From March 1976 onwards, Van-Dúnem began to criticize influential leaders of the party and of the Angolan state, especially rallying against a supposed "white-mestiço elite", purportedly exemplified by now Minister of Defense Iko Carreira, as well as MPLA vice-president and president of the Revolutionary Council Lúcio Lara. He later implicated Agostinho Neto himself and his government more broadly as targets of his criticisms. These criticisms made him lose influence in the party, being sent to the 3rd Military Police Region.

In 1976, Van-Dúnem married Sita Valles, another activist in the MPLA that had overseen the youth movement and peoples' movement of the party in Luanda.
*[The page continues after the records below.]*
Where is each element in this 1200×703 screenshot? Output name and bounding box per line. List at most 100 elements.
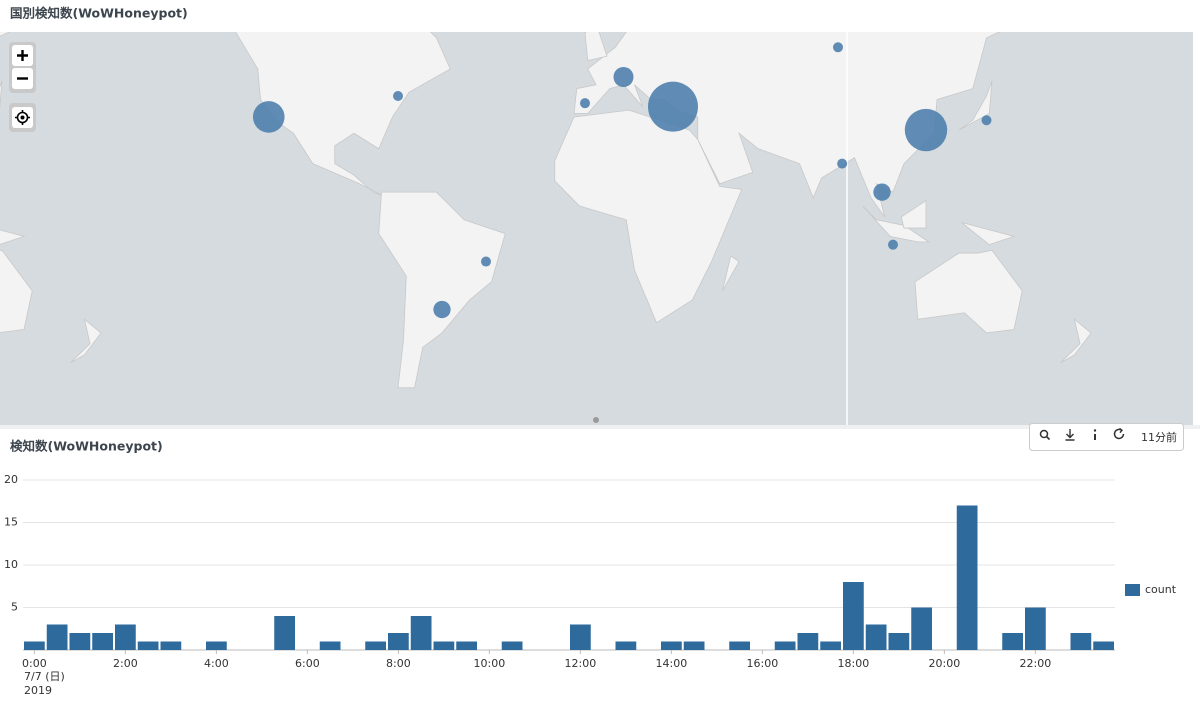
bar (410, 616, 432, 650)
panel-separator (0, 425, 1200, 429)
country-bubble[interactable] (393, 90, 403, 101)
bar (1002, 633, 1023, 650)
refresh-icon[interactable] (1113, 428, 1125, 440)
download-icon[interactable] (1065, 429, 1075, 441)
search-icon[interactable] (1039, 429, 1049, 439)
bar (570, 624, 591, 650)
bar (137, 641, 159, 650)
bar (274, 616, 295, 650)
bar (865, 624, 887, 650)
bar (661, 641, 682, 650)
x-tick-label: 18:00 (838, 657, 870, 670)
bar (92, 633, 113, 650)
bar (365, 641, 386, 650)
time-label: 11分前 (1141, 430, 1177, 444)
land (0, 32, 1092, 389)
country-bubble[interactable] (433, 300, 451, 319)
bar (956, 505, 978, 650)
country-bubble[interactable] (837, 158, 848, 169)
x-tick-label: 10:00 (474, 657, 506, 670)
x-tick-label: 8:00 (386, 657, 411, 670)
country-bubble[interactable] (904, 108, 948, 152)
legend-label: count (1145, 583, 1177, 596)
landmass (722, 255, 740, 292)
x-tick-label: 2:00 (113, 657, 138, 670)
locate-ticks (15, 110, 30, 125)
landmass (584, 32, 608, 62)
landmass (235, 32, 451, 199)
country-bubble[interactable] (888, 239, 898, 250)
landmass (0, 80, 3, 110)
country-bubble[interactable] (833, 42, 843, 53)
country-bubble[interactable] (580, 98, 590, 109)
bar (911, 607, 932, 650)
bar (319, 641, 341, 650)
year-label: 2019 (24, 684, 52, 697)
bar (1070, 633, 1092, 650)
bar (46, 624, 68, 650)
bar (888, 633, 910, 650)
country-bubble[interactable] (481, 256, 491, 267)
bar (615, 641, 637, 650)
landmass (70, 318, 102, 363)
x-tick-label: 20:00 (929, 657, 961, 670)
landmass (378, 191, 506, 389)
plus-icon (17, 50, 28, 61)
landmass (914, 249, 1023, 334)
bubbles (252, 42, 992, 319)
zoom-controls (9, 42, 36, 132)
toolbar: 11分前 (1029, 423, 1184, 451)
bar (501, 641, 523, 650)
y-tick-label: 15 (4, 516, 18, 529)
country-bubble[interactable] (613, 67, 634, 88)
bar (843, 582, 864, 650)
x-tick-label: 14:00 (656, 657, 688, 670)
map (0, 32, 1193, 425)
bar (160, 641, 182, 650)
bar (388, 633, 409, 650)
landmass (0, 229, 26, 245)
bar (1093, 641, 1114, 650)
bar (456, 641, 477, 650)
refresh-arrow (1119, 427, 1124, 434)
landmass (0, 249, 33, 333)
resize-handle[interactable] (593, 417, 599, 423)
x-tick-label: 6:00 (295, 657, 320, 670)
bar (115, 624, 136, 650)
landmass (1060, 318, 1092, 363)
x-tick-label: 4:00 (204, 657, 229, 670)
country-bubble[interactable] (252, 101, 285, 133)
map-title: 国別検知数(WoWHoneypot) (10, 6, 188, 21)
y-tick-label: 20 (4, 473, 18, 486)
bar (729, 641, 750, 650)
chart-title: 検知数(WoWHoneypot) (10, 439, 163, 454)
landmass (0, 32, 11, 37)
landmass (900, 199, 927, 229)
bar (797, 633, 819, 650)
landmass (554, 109, 743, 324)
legend-swatch (1125, 584, 1140, 596)
toolbar-frame (1029, 423, 1184, 451)
x-tick-label: 0:00 (22, 657, 47, 670)
bar (774, 641, 796, 650)
x-tick-label: 16:00 (747, 657, 779, 670)
x-tick-label: 22:00 (1020, 657, 1052, 670)
landmass (862, 205, 931, 243)
bar (820, 641, 841, 650)
date-label: 7/7 (日) (24, 670, 65, 683)
landmass (961, 222, 1016, 246)
x-tick-label: 12:00 (565, 657, 597, 670)
country-bubble[interactable] (648, 81, 698, 132)
bar (433, 641, 455, 650)
chart: 5 10 15 20 0:00 2:00 4:00 6:00 8:00 10:00 12:00 14:… (4, 473, 1177, 697)
bar (24, 641, 45, 650)
country-bubble[interactable] (981, 115, 992, 126)
country-bubble[interactable] (873, 183, 891, 201)
bar (206, 641, 227, 650)
bar (1025, 607, 1046, 650)
y-tick-label: 10 (4, 558, 18, 571)
y-tick-label: 5 (11, 601, 18, 614)
bar (69, 633, 91, 650)
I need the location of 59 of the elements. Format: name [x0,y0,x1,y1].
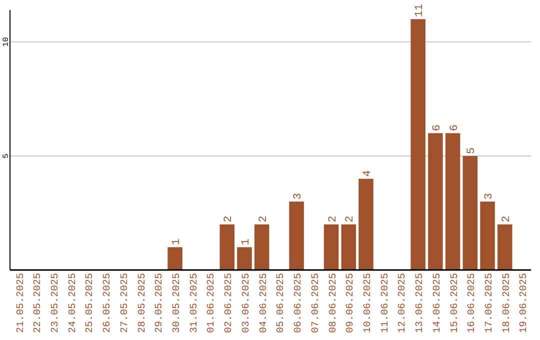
data-label: 4 [362,170,374,177]
x-tick-label: 12.06.2025 [398,273,409,334]
x-tick-label: 15.06.2025 [450,273,461,334]
x-tick-label: 24.05.2025 [68,273,79,334]
bar [237,247,252,270]
bar [289,202,304,270]
x-tick-label: 05.06.2025 [276,273,288,334]
x-tick-label: 10.06.2025 [362,273,374,334]
x-tick-label: 16.06.2025 [467,273,478,334]
x-tick-label: 19.06.2025 [519,273,530,334]
x-tick-label: 22.05.2025 [33,273,44,334]
x-tick-label: 07.06.2025 [310,273,322,334]
x-tick-label: 30.05.2025 [172,273,184,334]
data-label: 3 [292,192,305,200]
bar [341,224,356,270]
data-label: 2 [223,216,236,222]
data-label: 1 [171,238,184,246]
x-tick-label: 21.05.2025 [16,273,27,334]
data-label: 6 [431,124,444,132]
bar [497,224,512,270]
data-label: 2 [500,216,513,222]
x-tick-label: 04.06.2025 [258,273,270,334]
x-tick-label: 06.06.2025 [294,273,305,334]
x-tick-label: 27.05.2025 [120,273,131,334]
x-tick-label: 02.06.2025 [224,273,236,334]
bar [428,133,443,270]
data-label: 5 [466,147,478,154]
x-tick-label: 26.05.2025 [102,273,114,334]
data-label: 11 [414,4,426,18]
bar [445,133,460,270]
x-tick-label: 13.06.2025 [415,273,426,334]
data-label: 1 [240,238,252,246]
bar [462,156,478,270]
x-tick-label: 23.05.2025 [50,273,62,334]
x-tick-label: 09.06.2025 [346,273,357,334]
x-tick-label: 14.06.2025 [432,273,444,334]
x-tick-label: 17.06.2025 [484,273,496,334]
data-label: 3 [484,192,496,200]
bar [480,202,495,270]
x-tick-label: 28.05.2025 [137,273,148,334]
y-tick-label: 10 [2,36,11,47]
x-tick-label: 31.05.2025 [189,273,200,334]
data-label: 6 [448,124,461,132]
x-tick-label: 01.06.2025 [206,273,218,334]
x-tick-label: 18.06.2025 [502,273,513,334]
data-label: 2 [327,216,340,222]
bar [220,224,234,270]
bar [254,224,270,270]
data-label: 2 [258,216,270,222]
x-tick-label: 25.05.2025 [85,273,96,334]
bar [358,178,374,270]
x-tick-label: 11.06.2025 [380,273,392,334]
bar [410,19,426,270]
x-tick-label: 29.05.2025 [154,273,166,334]
x-tick-label: 03.06.2025 [241,273,252,334]
x-tick-label: 08.06.2025 [328,273,340,334]
data-label: 2 [344,216,357,222]
bar [168,247,182,270]
bar [324,224,339,270]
They had a son whom they named João Ernesto "Che" Valles Van-Dúnem, his name being a tribute to Che Guevara.

Van-Dúnem was one of the leaders of the Nitista movement, a fact which led him to be removed from his positions with the party and the state between 1976 and 1977. He was one of the leaders of the 1977 Angolan coup attempt. Captured during the retaliation by the state against the coup attempt, both Van-Dúnem and his wife, Sita Valles, were murdered.